Laki-laki juga boleh menangis. Kelaki-lakian seorang tak berubah atau berkurang sekalipun sungai air mata mengalir dan membasahi pipi. Lebih-lebih menangis karena rindu.

Jadi, menangis sajalah. Dan kamipun menangis.

Saat SMA saya diboyong ke rumah mertua Tante agar lebih dekat ke sekolah, meski hanya sekitar 25 kilometer dari rumah dan hampir setiap pekan saya pulang, sepekan pertama saya isi dengan sesunggukan menangis.

Tradisi itu diteruskan oleh Dani ketika nyantri semasa SMP di kota yang sama.

Bertahun-tahun kemudian setelah 5 bulan dari sejak kali pertama dia menyeberang pulau untuk bekerja di kota yang sama dengan saya, lelaki yang menenteng kardus Bakpia ini menangis.

Beberapa butir air mata jatuh saat dia terbengong-bengong di kosan dan dalam keadaan lelah selepas bekerja.

” Ampai seda jaoh jak nua. Uni muneh. Ngiram rik Mama, Papa, Zidan, Akas.”

Dani menangis karena kangen. Karena rindu dengan keluarga.

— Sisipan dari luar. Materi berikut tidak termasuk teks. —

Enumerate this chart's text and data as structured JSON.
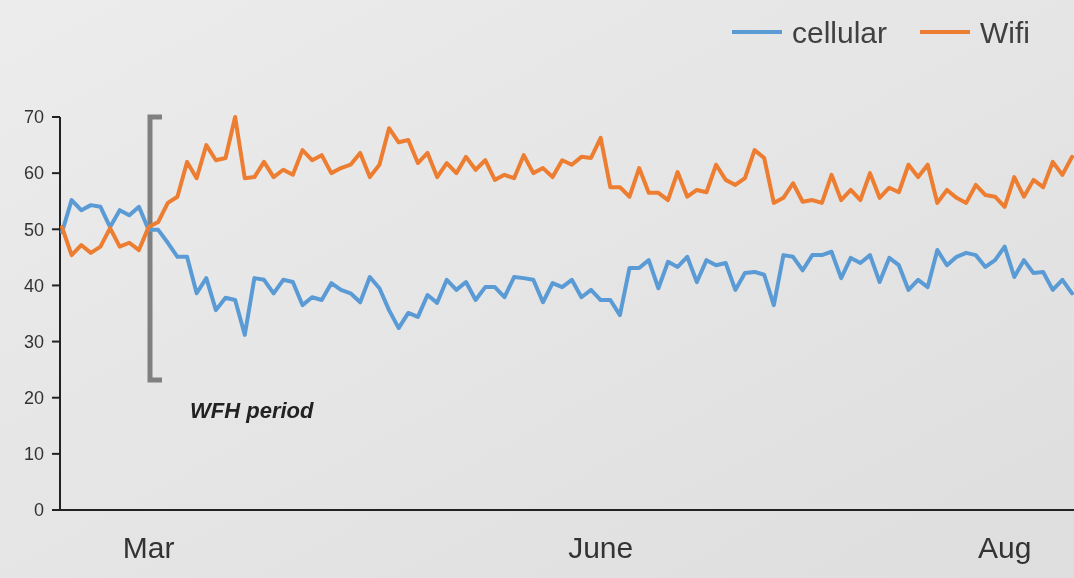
{
  "chart_data": {
    "type": "line",
    "categories": [
      null,
      null,
      null,
      null,
      null,
      null,
      null,
      null,
      null,
      "Mar",
      null,
      null,
      null,
      null,
      null,
      null,
      null,
      null,
      null,
      null,
      null,
      null,
      null,
      null,
      null,
      null,
      null,
      null,
      null,
      null,
      null,
      null,
      null,
      null,
      null,
      null,
      null,
      null,
      null,
      null,
      null,
      null,
      null,
      null,
      null,
      null,
      null,
      null,
      null,
      null,
      null,
      null,
      null,
      null,
      null,
      null,
      "June",
      null,
      null,
      null,
      null,
      null,
      null,
      null,
      null,
      null,
      null,
      null,
      null,
      null,
      null,
      null,
      null,
      null,
      null,
      null,
      null,
      null,
      null,
      null,
      null,
      null,
      null,
      null,
      null,
      null,
      null,
      null,
      null,
      null,
      null,
      null,
      null,
      null,
      null,
      null,
      null,
      null,
      "Aug",
      null,
      null,
      null,
      null,
      null,
      null,
      null
    ],
    "ylim": [
      0,
      70
    ],
    "yticks": [
      0,
      10,
      20,
      30,
      40,
      50,
      60,
      70
    ],
    "grid": false,
    "legend": "top right",
    "marker": "none",
    "line_style": "solid",
    "annotations": [
      "WFH period"
    ],
    "series": [
      {
        "name": "cellular",
        "color": "#5b9bd5",
        "values": [
          49.5,
          55.2,
          53.4,
          54.3,
          54,
          50.4,
          53.4,
          52.5,
          54,
          49.9,
          49.9,
          47.6,
          45.1,
          45.1,
          38.6,
          41.3,
          35.6,
          37.8,
          37.4,
          31.2,
          41.3,
          41,
          38.6,
          41,
          40.6,
          36.5,
          37.9,
          37.4,
          40.4,
          39.2,
          38.6,
          37,
          41.5,
          39.5,
          35.6,
          32.4,
          35.1,
          34.4,
          38.3,
          36.9,
          41,
          39.2,
          40.6,
          37.4,
          39.7,
          39.7,
          37.9,
          41.5,
          41.3,
          41,
          37,
          40.4,
          39.7,
          41,
          37.9,
          39.2,
          37.4,
          37.4,
          34.7,
          43.1,
          43.1,
          44.5,
          39.5,
          44.2,
          43.3,
          45.1,
          40.6,
          44.5,
          43.6,
          44,
          39.2,
          42.2,
          42.4,
          41.9,
          36.5,
          45.4,
          45.1,
          42.7,
          45.4,
          45.4,
          46,
          41.3,
          44.9,
          44,
          45.4,
          40.6,
          44.9,
          43.6,
          39.2,
          41,
          39.7,
          46.3,
          43.6,
          45.1,
          45.8,
          45.4,
          43.3,
          44.5,
          46.9,
          41.5,
          44.5,
          42.2,
          42.4,
          39.2,
          41,
          38.6
        ]
      },
      {
        "name": "Wifi",
        "color": "#ed7d31",
        "values": [
          50.4,
          45.4,
          47.2,
          45.8,
          46.9,
          50.2,
          46.9,
          47.6,
          46.3,
          50.4,
          51.3,
          54.7,
          55.8,
          62,
          59.1,
          65,
          62.3,
          62.7,
          70,
          59.1,
          59.3,
          62,
          59.3,
          60.6,
          59.7,
          64.1,
          62.3,
          63.2,
          60,
          60.9,
          61.5,
          63.6,
          59.3,
          61.5,
          68,
          65.5,
          65.9,
          61.8,
          63.6,
          59.3,
          61.8,
          60,
          62.9,
          60.6,
          62.3,
          58.8,
          59.7,
          59.1,
          63.2,
          60,
          60.9,
          59.3,
          62.3,
          61.5,
          62.9,
          62.7,
          66.3,
          57.5,
          57.5,
          55.8,
          60.9,
          56.5,
          56.5,
          55.2,
          60.2,
          55.8,
          57,
          56.6,
          61.5,
          58.8,
          57.9,
          59.1,
          64.1,
          62.7,
          54.7,
          55.6,
          58.2,
          54.9,
          55.2,
          54.7,
          59.7,
          55.2,
          57,
          55.2,
          60,
          55.6,
          57.4,
          56.6,
          61.5,
          59.3,
          61.5,
          54.7,
          57,
          55.6,
          54.7,
          57.9,
          56.1,
          55.8,
          54,
          59.3,
          55.8,
          58.8,
          57.5,
          62,
          59.7,
          62.9
        ]
      }
    ]
  }
}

Untuk sebab itu saya tertawa mengejek kejujuran hati nya.

Untuk ukuran Dani yang tak banyak omon-omon apalagi terbiasa mengobral gombal, penyebab tangisannya bisa saya percaya.

Apa mau dikata lagi? Rasa kangen membuat hati lelaki manapun lembut dan jadi gampang teriris.

Soal menangis dan jarak dan rasa kangen dan rumah. Gagasan saya masih sama;
air mata yang mengetuk lantai atau kering tersapu angin tak ada hubungannya dengan jarak.

Bentangan kilometer hanya ilusi dan itu tak sepenuhnya mampu merekam satuan emosi. Dan rumah bukan semata tempat kita menetap, tetapi adalah yang selalu kita bawa dan jaga dalam hati.

Gagasan itu yang menenangkan gemuruh kangen dan yang membendung tanggul air mata agar tak jebol ketika saya mengingat-ingat keluarga sepertalian darah.

Hari ini saya dan Dani pulang ke rumah. Kami pulang untuk mengumpulkan energi positif yang berserakan dan tercecer di mana-mana.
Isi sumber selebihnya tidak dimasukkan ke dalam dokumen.